Yo lo siento pero tengo que coincidir en que aquí a LOS infieles se les pone a caer de un burro y a LAS infieles se las trata con una comprensión y un cariño casi maternales. Y no, cabrones y cabronas los hay por igual.
De todas formas, el rollo «soy muy mala persona, ya sé que me vais a juzgar, blabla» huele a autocompasión que echa para atrás. Y aquí ya somos tod@s mayorcit@s para hacernos responsables de nuestros actos.
Personalmente, no me creo que hayan sido los 10 minutos de polvo y ya. Nadie manda a la mierda 15 años de relación y un matrimonio recién estrenado por un jueguecito de miradas y dos folios. Aquí hay algo más que no estás contando, o por vergüenza o porque te niegas a ver que mucho no quieres a tu marido.

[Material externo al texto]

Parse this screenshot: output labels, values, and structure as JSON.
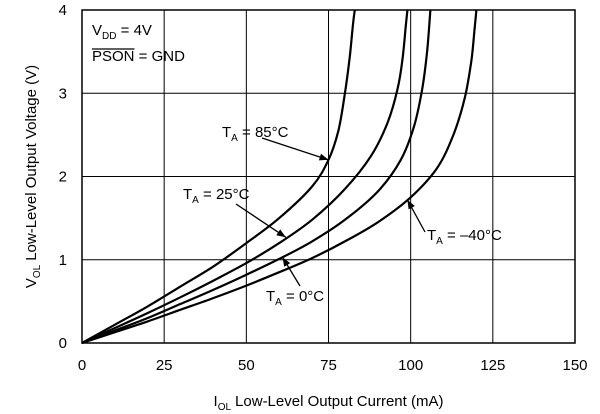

Y por supuesto, él tiene que saberlo, has metido la pata y toca apechugar y dar la cara. Le vas a hacer daño, pero para él es mejor saber con quien está casado y cómo a la primera de cambio le ha puesto los cuernos. Y ya decidirá qué hacer después. Si te perdona, perfecto, pero ten claro que la confianza te la vas a tener que currar a saco. Si es que vuelve a confiar en ti, que lo tiene difícil.